Probably one of the most important and transformative experiences I took part in was the actual service work building the classroom. The things I did included shoveling dirt, tying and cutting wire, cutting rebar, mixing and pouring cement, laying concrete blocks and structural supports, and completing several other small jobs. It was so cool to see our progress and to watch the supports and ceiling of the classroom come together. We constructed almost all the small components used in the bigger structural supports which was neat because it wasn’t like we just received all the parts and laid them down, we actually built them. Some of the jobs we did like mixing/demolishing concrete and sawing rebar were a lot more strenuous than other jobs like cutting and tying hundreds of wires, which were more tedious. No matter the job, I definitely felt the physical effects at the end of each day, which was so worth it and made me appreciate the kind of work that the masons do every day.
Sawing one inch rebar was one of the more strenuous jobs!

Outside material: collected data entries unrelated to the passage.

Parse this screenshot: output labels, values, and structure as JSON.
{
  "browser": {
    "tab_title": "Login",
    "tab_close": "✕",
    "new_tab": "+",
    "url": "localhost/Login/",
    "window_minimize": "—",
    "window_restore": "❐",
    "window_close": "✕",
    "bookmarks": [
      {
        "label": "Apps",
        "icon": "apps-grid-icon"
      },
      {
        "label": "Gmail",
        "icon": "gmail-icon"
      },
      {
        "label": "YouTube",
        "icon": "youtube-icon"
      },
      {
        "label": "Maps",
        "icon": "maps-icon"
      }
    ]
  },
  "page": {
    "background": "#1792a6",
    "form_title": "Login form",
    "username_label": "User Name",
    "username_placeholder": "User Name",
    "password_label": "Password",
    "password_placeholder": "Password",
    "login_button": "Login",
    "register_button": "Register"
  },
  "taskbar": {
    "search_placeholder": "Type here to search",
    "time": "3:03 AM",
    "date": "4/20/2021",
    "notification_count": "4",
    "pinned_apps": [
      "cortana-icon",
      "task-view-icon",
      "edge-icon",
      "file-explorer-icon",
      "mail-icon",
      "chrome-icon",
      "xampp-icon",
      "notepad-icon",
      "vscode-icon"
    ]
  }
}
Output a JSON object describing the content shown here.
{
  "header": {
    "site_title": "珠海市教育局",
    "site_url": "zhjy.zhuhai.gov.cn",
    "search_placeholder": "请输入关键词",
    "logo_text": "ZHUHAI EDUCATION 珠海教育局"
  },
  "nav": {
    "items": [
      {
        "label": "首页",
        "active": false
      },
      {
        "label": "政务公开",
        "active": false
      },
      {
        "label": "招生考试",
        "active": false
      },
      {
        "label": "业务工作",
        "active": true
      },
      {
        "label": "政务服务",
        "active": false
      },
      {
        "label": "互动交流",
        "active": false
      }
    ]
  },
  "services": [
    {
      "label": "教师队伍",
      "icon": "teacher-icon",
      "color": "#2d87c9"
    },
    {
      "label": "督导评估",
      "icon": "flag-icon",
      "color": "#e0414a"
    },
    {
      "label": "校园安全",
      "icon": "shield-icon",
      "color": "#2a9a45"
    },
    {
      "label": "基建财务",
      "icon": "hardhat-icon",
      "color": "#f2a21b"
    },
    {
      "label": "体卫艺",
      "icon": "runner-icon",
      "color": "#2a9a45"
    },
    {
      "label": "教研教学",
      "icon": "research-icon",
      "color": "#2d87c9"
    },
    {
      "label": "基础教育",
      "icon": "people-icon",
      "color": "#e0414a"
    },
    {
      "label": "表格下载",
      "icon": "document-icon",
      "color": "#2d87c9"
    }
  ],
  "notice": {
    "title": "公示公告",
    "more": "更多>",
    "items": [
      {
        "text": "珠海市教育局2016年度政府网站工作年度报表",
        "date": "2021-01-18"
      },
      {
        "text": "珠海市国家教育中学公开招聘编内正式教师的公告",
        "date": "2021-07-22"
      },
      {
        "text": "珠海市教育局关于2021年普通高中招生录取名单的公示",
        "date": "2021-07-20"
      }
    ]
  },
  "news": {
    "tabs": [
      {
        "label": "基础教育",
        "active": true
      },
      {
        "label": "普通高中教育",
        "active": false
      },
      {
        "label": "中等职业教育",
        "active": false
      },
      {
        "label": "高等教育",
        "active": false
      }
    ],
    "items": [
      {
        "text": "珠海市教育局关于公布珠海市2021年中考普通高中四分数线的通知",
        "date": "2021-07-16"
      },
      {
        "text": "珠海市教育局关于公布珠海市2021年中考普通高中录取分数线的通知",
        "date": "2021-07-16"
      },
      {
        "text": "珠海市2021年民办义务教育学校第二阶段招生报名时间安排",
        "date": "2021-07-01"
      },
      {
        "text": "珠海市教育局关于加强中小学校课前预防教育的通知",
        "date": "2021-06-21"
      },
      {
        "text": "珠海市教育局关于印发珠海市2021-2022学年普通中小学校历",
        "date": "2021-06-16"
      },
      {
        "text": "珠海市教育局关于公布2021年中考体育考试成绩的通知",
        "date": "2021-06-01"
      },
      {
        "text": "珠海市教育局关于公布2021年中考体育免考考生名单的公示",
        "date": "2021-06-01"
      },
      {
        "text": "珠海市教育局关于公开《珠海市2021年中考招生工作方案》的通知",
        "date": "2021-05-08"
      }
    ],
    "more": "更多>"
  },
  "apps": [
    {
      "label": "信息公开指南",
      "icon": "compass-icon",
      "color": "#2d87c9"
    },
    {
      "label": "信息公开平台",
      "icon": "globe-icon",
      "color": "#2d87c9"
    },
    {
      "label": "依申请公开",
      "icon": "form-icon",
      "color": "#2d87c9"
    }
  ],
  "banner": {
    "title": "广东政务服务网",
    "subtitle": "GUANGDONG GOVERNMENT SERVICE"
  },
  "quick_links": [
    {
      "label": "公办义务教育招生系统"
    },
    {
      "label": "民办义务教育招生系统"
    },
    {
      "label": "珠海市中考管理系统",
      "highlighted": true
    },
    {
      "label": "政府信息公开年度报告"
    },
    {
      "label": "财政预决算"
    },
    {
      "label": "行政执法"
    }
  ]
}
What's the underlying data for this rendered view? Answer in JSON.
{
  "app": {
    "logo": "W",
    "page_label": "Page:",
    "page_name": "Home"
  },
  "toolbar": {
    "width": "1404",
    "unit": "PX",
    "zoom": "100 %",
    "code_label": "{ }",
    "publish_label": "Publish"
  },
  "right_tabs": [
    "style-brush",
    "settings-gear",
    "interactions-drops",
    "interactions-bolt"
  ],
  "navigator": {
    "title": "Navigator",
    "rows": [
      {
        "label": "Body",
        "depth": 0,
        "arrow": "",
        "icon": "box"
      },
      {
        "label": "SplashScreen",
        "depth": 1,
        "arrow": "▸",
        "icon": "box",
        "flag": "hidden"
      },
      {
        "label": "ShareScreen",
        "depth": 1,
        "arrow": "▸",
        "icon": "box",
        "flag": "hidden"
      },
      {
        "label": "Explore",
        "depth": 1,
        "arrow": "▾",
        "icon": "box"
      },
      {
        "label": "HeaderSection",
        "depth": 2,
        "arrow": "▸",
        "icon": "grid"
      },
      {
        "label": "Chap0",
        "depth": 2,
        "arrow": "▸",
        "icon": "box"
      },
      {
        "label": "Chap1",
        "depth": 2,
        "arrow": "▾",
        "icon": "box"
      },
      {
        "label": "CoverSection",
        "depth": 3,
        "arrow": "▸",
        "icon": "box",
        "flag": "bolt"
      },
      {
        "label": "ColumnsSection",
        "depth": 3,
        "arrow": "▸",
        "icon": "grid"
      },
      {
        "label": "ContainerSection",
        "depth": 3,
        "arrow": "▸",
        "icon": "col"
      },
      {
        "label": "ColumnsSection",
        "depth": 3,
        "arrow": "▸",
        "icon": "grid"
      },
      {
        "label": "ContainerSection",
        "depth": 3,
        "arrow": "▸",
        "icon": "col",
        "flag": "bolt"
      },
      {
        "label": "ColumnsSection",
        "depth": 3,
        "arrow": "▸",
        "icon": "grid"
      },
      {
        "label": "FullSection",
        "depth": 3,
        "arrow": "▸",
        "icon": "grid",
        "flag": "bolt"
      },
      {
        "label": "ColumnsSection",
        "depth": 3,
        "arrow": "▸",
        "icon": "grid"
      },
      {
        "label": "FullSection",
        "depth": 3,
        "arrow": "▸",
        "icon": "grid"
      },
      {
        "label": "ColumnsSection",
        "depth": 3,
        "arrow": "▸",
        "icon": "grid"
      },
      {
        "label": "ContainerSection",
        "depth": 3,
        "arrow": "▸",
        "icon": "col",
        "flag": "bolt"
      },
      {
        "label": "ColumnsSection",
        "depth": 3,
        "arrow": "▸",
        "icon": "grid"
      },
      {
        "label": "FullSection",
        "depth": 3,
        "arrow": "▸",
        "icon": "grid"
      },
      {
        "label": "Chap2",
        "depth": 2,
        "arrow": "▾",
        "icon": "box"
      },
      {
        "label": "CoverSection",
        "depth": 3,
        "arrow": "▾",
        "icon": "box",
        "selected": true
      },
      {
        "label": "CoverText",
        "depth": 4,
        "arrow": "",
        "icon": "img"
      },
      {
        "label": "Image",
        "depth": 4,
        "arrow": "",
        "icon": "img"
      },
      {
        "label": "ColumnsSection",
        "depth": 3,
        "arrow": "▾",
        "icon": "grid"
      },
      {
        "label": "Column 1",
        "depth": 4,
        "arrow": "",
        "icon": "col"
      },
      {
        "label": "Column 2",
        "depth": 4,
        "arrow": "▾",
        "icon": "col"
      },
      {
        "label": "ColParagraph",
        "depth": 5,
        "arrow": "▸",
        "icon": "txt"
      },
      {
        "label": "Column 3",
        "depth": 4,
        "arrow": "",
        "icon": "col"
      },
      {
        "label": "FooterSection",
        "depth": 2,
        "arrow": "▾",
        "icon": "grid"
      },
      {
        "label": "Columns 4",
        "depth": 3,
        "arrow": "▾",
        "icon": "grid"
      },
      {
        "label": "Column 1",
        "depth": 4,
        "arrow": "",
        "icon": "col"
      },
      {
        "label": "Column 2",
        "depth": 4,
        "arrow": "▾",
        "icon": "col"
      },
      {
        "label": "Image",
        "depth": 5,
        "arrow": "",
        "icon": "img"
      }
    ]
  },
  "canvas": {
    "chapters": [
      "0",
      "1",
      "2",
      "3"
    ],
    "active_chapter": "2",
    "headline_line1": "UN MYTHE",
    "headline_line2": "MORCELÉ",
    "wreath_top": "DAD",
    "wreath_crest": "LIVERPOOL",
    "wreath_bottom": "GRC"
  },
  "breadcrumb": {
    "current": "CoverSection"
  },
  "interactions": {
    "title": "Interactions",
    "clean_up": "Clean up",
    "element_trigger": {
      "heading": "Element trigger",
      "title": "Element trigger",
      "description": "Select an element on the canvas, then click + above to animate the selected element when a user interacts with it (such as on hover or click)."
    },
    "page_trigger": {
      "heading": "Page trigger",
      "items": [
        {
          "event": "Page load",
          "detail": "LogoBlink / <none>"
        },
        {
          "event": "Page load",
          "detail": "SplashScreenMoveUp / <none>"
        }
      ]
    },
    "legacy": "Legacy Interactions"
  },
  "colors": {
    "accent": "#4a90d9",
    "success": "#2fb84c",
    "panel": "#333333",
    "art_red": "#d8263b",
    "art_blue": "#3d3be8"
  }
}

One last thing that I enjoyed so much and am so grateful for was the opportunity to connect and work with such kind, dedicated, and helpful people, whether it was my fellow Buckeyes, the five local masons, the children at the school, or members of our host family. I made some great friends and learned a lot about everyone and what they gained from the service trip, working towards a common goal really brought us close together. I was very humbled by the masons, as they were all extremely kind and very patient, especially with those of us who did not speak Spanish and had some trouble understanding what to do. I eventually picked up on common phrases and vocab but even with the language barrier, I could still connect with them, whether it was by laughing at a funny moment together or learning things through hand gestures. It is incredible that they do this kind of construction work every day and were still effective and patient even when a group of primarily English-speaking college students was thrown into the mix. By the end of the week, we had learned a lot about them and their individual personalities and it was cool to see both parties become more and more comfortable with each other in the work environment. They truly made the whole experience unforgettable and I am so happy that I got to work with them on this project.
Our last day working with the masons was bittersweet
While at the school, many of the classes would have recess and groups of young kids would come out to the courtyard to play games. Most times, we took our break then and were able to join them in playing tag, jump roping, and other activities. Some of the girls would hold my hand while playing games or they’d spend half their recess taking selfies and pictures of others on my phone. I thought this was so sweet and it made me happy to know that I was helping to build a classroom for these accepting, kind children.
The girls were so sweet and loved taking pictures
Our host mom Ampora was also incredibly kind and so motherly, making us homemade meals throughout the week, seeing us off to work in the morning, and opening up her home to us in general. We were actually in Guatemala over Mother’s Day and were able to give her a small gift and a card that we all signed. It was sweet to see her reaction and I’m glad we could show her how thankful we all were for what she was doing. This project would not have been nearly as amazing if it weren’t for the people I met in Guatemala, they are what really made the experience transformative for me and I’ll always remember their kindness.
Ampora reading our Mothers Day card
While this experience did not relate directly to my major (biomedical engineering), I still got to experience what hands-on service was like, solidifying the idea to do more projects in the future. I really enjoyed the construction aspect and the process of doing and making things as opposed to more sedentary work. This parallels the type of job I would like to have someday. Designing, building, and creating medical devices is very different than doing construction work on a classroom building, but there are similarities in that both are hands-on, require patience and attention to detail, and ultimately help those in need. That was the main goal of this service trip and I’m grateful to have had the opportunity to do that while also exploring a beautiful country.